Like many Rush album covers, Power Windows started with a pun and ended with a compromise.

Hugh Syme, the prog-rock trio's art director since 1975, began with a play on the titular phrase of their 11th album. His evocative painting, based on a reference photos by Dimo Safari, shows a blonde, shirtless, disoriented young man trying to control his window with a remote control. Everyone in camp Rush liked his first version of the cover — but one element, he tells UCR, "came back to haunt [him]."

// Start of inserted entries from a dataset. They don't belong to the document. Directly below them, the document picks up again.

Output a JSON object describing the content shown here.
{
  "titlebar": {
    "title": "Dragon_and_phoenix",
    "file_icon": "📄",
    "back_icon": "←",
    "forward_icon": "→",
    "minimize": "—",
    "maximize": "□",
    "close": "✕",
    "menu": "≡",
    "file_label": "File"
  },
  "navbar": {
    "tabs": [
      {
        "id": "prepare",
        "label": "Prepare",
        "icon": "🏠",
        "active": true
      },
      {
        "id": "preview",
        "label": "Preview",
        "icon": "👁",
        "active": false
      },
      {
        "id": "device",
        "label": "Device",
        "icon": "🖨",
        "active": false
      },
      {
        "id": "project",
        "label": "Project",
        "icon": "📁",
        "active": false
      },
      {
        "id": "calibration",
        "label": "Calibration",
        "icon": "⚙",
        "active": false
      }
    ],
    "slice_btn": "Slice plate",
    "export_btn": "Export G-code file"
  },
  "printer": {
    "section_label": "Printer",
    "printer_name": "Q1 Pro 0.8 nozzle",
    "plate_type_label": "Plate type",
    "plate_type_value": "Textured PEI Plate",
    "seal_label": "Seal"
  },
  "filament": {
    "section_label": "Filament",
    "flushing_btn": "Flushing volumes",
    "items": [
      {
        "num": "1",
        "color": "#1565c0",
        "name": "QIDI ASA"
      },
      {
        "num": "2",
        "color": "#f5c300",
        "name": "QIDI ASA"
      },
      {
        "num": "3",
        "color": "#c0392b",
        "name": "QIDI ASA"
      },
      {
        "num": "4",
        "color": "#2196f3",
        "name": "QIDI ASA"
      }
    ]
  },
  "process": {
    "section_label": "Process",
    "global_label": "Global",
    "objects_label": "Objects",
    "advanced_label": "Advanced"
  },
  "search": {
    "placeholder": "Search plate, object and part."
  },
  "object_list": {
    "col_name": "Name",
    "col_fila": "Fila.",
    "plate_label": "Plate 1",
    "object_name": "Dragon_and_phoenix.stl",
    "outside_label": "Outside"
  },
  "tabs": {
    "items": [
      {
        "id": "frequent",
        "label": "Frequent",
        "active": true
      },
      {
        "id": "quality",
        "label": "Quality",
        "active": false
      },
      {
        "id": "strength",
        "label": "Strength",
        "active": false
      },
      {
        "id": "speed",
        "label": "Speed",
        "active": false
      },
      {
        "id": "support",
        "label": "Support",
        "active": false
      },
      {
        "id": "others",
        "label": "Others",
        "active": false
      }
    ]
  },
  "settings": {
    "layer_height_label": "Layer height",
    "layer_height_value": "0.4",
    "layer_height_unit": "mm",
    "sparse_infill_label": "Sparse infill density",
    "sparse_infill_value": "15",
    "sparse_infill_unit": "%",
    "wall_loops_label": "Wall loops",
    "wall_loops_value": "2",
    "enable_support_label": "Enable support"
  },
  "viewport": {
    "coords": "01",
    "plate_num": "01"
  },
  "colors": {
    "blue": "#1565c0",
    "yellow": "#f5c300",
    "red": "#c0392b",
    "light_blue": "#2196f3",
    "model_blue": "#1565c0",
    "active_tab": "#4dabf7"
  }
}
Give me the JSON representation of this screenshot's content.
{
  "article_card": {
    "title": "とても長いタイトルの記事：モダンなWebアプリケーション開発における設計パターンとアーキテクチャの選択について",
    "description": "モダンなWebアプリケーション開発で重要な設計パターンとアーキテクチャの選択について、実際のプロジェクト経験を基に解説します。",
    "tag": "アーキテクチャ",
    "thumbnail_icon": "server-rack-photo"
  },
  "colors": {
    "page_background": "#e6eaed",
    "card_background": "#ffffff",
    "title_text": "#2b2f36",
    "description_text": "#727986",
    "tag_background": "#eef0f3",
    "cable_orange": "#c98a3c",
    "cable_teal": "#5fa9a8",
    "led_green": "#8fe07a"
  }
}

"I finished the painting with [the character] in an empty room, and I loved its solitude and simplicity," he recalls. "Everybody liked it. Geddy [Lee] came up for air, which he often did at the 11th hour, because he was so consumed with Alex [Lifeson] on the music side of things. And he said, 'This is great. I love it. Where are my TVs?'"

At Lee's insistence, Syme revised the artwork to include a trio of televisions — adding another veneer of visual meaning. (He admits, with a laugh, "I remember feeling somewhere between annoyed and challenged when I heard this was a client requirement.")

"We only alluded to the Marshall McLuhan aspect of the TVs when we started talking about what was then our power window," he notes. "[Today], it's a handheld cell phone or tablet or laptop or whatever. [Then] our power window to the world was a TV. It was controlling everything from our taste to our concept of what was news. So the TV became important, but the pun of a lone character with the misguided notion that he could control the room with his remote control was more important to me than the TVs."

Tasked with finding the perfect televisions, Syme scoped out some vintage "collectors item" Philco sets at a Toronto store called the Red Indian. "They were very generous to let me photograph those for reference," he says. "I had to go back and re-gesso the canvas carefully in the area where I was gonna feature these TVs because they were not in the original photo."

Even though the bassist's creative request may have caused some initial frustration, Syme is grateful Lee made the suggestion — it's a richer, deeper cover as a result.

"To this day, I credit Geddy with the wisdom of insisting on those [TVs] because it really does help the painting," he says. "It gives it another layer of presence and meaning."